In my bag I stash all sorts of snacks to keep me from getting hangry or experiencing a low. Nobody wants to have a low while running to catch a connecting flight. Some of my favorite snacks include nuts, dried fruit, protein bars and portable whole fruits like apples, mandarin oranges, and blueberries.

#7. Stay Hydrated
Traveling dehydrates you. When you are dehydrated you're more prone to elevated blood sugars so be sure to carry a portable water bottle (to fill after going through security of course!). Set an alarm on your phone to remind you to refill frequently.

#8. Get to Know the Cuisine So You Can Count Your Carbs
If you are traveling abroad, carb counts and nutrition labels might be hard to read or obtain. Try to do a little research beforehand so you can make an educated guess on carbs. Try CalorieKing or download the MyFitnessPal app prior to boarding the plan. Better yet, purchase a scale to count carbs more accurately.

#9. Pack a "Low" Kit, Too
Traveling will most likely take you out of your routine. Hiking in Colorado, walking in Rome or sunbathing in St. Tropez can all cause lower blood sugars than usual. Make sure you have a low kit at hand that includes, glucose gels, tablets, extra snacks. Also, consider decreasing insulin dosages if you will be doing lots of physical activity, but be sure to talk to your diabetes team before your plane departs.
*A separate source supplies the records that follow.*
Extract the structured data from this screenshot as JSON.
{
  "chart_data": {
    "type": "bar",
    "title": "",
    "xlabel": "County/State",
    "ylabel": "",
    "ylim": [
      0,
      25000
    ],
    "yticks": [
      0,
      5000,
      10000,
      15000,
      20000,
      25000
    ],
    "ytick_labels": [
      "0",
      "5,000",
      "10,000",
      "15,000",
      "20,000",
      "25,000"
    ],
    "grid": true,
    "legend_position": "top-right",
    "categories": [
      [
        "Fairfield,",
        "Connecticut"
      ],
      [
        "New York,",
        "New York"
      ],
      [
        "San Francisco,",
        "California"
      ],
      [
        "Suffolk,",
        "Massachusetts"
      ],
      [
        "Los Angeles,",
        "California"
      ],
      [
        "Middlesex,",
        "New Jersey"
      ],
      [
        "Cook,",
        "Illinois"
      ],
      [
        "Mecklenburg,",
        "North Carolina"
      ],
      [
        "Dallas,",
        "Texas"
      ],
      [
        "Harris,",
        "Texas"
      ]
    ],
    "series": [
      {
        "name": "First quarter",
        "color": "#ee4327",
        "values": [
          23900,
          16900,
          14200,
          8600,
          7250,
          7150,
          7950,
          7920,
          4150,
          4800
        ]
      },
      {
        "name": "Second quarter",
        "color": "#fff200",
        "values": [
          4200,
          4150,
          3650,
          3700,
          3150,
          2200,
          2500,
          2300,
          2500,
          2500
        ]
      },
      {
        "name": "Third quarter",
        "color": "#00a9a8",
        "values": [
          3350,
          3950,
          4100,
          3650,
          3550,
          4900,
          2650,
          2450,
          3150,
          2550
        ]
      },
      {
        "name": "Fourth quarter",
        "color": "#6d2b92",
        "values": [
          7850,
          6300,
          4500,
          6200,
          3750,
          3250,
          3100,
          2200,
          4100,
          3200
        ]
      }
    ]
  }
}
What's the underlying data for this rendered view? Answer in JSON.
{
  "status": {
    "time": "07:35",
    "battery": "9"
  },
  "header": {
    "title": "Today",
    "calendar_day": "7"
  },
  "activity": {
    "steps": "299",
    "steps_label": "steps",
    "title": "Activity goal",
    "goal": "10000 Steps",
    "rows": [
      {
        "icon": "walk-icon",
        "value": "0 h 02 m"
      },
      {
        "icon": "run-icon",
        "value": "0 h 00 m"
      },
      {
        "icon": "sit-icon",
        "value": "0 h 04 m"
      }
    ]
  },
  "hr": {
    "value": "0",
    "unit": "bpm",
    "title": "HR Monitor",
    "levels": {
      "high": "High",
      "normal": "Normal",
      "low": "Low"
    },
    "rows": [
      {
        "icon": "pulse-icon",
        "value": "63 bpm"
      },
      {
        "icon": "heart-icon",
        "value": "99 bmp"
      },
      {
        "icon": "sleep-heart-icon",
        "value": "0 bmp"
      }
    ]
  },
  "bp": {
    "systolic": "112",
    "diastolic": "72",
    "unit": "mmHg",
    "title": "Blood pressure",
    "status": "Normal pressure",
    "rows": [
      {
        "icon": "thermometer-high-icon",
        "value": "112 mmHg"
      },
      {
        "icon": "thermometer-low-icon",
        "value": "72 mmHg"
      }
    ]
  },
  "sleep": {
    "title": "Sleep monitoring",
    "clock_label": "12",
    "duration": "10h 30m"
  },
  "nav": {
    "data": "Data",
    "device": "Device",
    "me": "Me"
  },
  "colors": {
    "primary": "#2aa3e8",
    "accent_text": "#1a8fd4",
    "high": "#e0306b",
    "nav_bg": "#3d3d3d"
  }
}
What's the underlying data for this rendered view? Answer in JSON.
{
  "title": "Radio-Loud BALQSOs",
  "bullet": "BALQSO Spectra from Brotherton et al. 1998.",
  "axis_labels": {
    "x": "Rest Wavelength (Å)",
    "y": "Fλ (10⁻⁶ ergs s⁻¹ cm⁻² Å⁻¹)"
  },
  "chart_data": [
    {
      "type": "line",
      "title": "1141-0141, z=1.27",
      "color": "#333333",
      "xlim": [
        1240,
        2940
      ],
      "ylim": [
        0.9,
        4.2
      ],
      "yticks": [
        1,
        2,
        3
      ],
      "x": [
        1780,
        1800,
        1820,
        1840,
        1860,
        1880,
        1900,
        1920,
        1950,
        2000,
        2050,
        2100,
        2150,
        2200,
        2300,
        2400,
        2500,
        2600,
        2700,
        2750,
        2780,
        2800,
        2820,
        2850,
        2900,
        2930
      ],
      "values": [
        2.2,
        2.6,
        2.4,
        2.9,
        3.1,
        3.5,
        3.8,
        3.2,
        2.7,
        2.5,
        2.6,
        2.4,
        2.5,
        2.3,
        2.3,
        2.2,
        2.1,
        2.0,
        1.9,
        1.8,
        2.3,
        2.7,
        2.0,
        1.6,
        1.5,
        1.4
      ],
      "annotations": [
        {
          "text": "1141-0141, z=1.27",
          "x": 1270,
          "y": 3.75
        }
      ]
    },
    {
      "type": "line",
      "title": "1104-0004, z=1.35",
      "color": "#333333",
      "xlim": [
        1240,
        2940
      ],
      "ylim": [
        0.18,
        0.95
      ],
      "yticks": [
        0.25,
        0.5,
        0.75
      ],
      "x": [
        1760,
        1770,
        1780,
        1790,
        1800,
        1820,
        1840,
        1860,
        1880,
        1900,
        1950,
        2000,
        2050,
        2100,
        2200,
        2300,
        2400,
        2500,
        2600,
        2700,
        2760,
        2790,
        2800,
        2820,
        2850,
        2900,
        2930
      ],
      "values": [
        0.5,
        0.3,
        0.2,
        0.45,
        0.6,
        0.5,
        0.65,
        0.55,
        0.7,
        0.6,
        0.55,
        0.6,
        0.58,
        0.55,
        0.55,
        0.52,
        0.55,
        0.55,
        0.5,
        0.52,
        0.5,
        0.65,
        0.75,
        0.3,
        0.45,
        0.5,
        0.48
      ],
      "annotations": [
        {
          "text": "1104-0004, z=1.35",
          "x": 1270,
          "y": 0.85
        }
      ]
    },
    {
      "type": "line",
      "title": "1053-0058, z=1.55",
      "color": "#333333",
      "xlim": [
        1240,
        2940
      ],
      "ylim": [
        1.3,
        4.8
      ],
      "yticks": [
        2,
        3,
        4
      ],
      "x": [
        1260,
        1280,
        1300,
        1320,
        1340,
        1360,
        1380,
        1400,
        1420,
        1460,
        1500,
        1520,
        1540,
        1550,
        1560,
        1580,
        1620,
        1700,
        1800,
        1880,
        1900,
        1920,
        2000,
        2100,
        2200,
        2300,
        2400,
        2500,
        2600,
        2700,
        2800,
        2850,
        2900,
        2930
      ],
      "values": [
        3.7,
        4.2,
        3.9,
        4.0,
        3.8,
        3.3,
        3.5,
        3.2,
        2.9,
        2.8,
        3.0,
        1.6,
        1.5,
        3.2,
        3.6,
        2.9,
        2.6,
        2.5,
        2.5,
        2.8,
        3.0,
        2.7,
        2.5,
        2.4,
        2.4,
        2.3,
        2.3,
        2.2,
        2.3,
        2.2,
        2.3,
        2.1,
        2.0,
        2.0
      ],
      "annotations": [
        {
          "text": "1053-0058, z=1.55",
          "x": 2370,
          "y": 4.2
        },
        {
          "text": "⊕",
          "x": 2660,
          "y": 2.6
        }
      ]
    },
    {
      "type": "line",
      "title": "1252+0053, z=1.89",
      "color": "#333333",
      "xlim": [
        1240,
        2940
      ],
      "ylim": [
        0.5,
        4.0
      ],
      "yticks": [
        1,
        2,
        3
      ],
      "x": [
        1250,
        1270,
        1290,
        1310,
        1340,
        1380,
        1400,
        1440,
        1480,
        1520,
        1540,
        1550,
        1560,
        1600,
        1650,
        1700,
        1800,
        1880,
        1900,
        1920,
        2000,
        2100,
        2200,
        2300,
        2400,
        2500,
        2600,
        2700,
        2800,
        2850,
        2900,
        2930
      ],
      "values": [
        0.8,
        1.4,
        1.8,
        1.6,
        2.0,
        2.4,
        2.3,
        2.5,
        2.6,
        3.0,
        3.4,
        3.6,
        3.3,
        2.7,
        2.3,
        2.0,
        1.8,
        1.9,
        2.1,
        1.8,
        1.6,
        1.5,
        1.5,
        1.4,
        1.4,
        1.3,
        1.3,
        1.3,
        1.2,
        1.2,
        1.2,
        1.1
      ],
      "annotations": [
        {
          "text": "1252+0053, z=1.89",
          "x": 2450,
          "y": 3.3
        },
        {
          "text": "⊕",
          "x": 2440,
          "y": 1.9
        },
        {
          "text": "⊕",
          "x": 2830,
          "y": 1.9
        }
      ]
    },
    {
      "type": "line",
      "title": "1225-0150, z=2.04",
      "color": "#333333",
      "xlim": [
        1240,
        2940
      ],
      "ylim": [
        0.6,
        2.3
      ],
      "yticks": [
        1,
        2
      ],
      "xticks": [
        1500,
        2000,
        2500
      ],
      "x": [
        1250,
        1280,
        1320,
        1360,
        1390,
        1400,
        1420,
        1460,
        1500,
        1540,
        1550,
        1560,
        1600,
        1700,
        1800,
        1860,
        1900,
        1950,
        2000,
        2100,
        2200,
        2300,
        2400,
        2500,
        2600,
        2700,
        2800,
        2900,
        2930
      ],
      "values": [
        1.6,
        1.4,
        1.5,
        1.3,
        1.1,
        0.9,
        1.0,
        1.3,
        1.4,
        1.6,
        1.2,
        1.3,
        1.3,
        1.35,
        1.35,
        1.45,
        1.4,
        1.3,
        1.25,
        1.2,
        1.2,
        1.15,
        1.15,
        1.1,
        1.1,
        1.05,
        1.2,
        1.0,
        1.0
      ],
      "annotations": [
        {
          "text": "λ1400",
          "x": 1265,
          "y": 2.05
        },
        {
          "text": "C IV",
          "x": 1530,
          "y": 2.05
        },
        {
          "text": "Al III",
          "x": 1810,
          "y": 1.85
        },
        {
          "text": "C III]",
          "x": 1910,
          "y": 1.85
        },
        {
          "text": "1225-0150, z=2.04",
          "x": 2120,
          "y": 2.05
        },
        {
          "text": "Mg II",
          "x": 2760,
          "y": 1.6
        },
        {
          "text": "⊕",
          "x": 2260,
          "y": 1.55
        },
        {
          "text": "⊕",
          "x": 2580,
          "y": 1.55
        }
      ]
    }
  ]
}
#10. Know Your Airport Security Patient Rights
Know your rights! It’s always acceptable to travel with your pump and CGM. You should not go into the body scanner or X-ray machine as the accuracy and functionality of these devices may be impacted. Instead, notify an agent and ask to go through a metal detector or have a pat-down instead  You are also permitted to carry syringes, needles, and pens. If traveling abroad, it's a good idea to bring along a letter from your doctor explaining you have diabetes.

An important lesson learned from taking multiple flights is to be flexible and resilient. Learn to go with the flow. Unfortunately, obtaining “perfect control,” is impossible—diabetes is not black and white. And I can promise you this. Just when you think you've got this diabetes thing, you will be reminded that diabetes can be unpredictable, so it’s best to anticipate and prepare for the unexpected. No doubt that traveling with diabetes requires a bit of extra planning, but it shouldn't  stop you from planning your next adventure. Fly away my friends!